Корделия не могла понять, нравятся ли они ей или нет. Ей было больно и неудобно, но – не совсем неприятно. Когда он ласкал ее пальцем, было лучше.

И тут он стал двигаться.

Глаза его затуманились от страсти, и боль ее уходила, она стала приноравливаться к его ритму, чувствовала его тело – покачивание его бедер, его рот, его грудь. Как музыкант, умеющий извлечь опытной рукой из своего инструмента чудесную мелодию, Себастьян заставлял ее утопать в наслаждении.

Она обвила руками его шею и полностью подчинилась той волшебной песне, которую пело его тело, и это был незабываемый дуэт.

– Да, да, – шептал он хрипло. – Раскрой мне свое сердце, ангел мой, раскрой его мне и только мне.

И она открылась ему вся. Целиком. Ритм, в котором существовали их тела, был настолько точен, что Корделия поняла, что, отдаваясь ему, выбрала единственно правильный путь. Комната исчезла, не было ничего, кроме сладостной, упоительной гармонии.

– Себастьян, милый… милый мой, – воскликнула она. И вот снова она – как натянутая струна, и опять шквал восторга. Последнее движение, и он замер; стало так тихо, что ей казалось, что объятие их будет длиться вечно.

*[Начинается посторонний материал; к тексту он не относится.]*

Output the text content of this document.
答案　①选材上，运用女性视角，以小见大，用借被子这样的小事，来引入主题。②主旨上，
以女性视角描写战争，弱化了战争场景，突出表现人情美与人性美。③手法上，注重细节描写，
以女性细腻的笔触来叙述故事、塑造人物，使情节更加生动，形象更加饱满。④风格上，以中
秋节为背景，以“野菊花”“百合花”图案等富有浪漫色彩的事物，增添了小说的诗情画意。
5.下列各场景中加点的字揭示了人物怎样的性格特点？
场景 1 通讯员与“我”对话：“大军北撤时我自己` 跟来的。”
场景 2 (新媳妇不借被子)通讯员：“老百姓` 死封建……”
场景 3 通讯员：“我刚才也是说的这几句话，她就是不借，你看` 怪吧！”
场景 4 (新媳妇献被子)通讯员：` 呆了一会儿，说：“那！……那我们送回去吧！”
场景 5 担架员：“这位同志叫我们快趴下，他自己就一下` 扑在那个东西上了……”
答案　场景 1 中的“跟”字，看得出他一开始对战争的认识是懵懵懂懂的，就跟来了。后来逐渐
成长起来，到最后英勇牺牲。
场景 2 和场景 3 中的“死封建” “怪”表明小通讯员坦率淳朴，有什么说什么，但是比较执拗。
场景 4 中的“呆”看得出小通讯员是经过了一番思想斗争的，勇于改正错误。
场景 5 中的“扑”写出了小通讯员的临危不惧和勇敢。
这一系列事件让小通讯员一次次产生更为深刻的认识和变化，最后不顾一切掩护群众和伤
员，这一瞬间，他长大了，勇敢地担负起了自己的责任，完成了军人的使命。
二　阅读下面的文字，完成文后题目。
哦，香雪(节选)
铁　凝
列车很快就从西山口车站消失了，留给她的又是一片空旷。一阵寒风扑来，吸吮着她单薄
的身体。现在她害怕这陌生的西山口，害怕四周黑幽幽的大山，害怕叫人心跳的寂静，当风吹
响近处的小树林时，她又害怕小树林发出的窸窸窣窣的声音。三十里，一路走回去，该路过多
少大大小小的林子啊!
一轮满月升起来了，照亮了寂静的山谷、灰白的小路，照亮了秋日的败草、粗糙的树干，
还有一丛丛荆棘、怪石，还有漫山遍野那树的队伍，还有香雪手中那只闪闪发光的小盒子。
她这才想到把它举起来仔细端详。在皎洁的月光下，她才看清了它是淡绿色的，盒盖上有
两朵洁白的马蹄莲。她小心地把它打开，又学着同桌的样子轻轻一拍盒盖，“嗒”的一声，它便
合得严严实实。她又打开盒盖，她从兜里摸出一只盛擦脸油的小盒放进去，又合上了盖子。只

Он содрогнулся вновь, достигнув высшей точки наслаждения, и она ответила тем же. Потом долго, медленно они приходили в себя.

Он лежал на ней, и она, прикрыв глаза, наслаждалась тяжестью его тела. Постепенно она стала различать окружающее – огонь в камине, аромат простыней. Где-то далеко – тиканье часов.

Открыв глаза, она взглянула на него. Голова его покоилась у нее на груди. Глаза его были прикрыты, но на лице его читалось выражение скорее сожаления, нежели удовольствия. Она испуганно стала гладить его по щеке, стараясь стереть с лица печальные морщины.

Он нежно накрыл ее ладонь своей, а потом, освободив ее от тяжести своего тела, лег рядом.

– Себастьян? – шепнула она.

Ни звука. Решив, что он заснул, она приподнялась на локте и заглянула ему в лицо.

Но он не спал, лежал, уставившись в потолок.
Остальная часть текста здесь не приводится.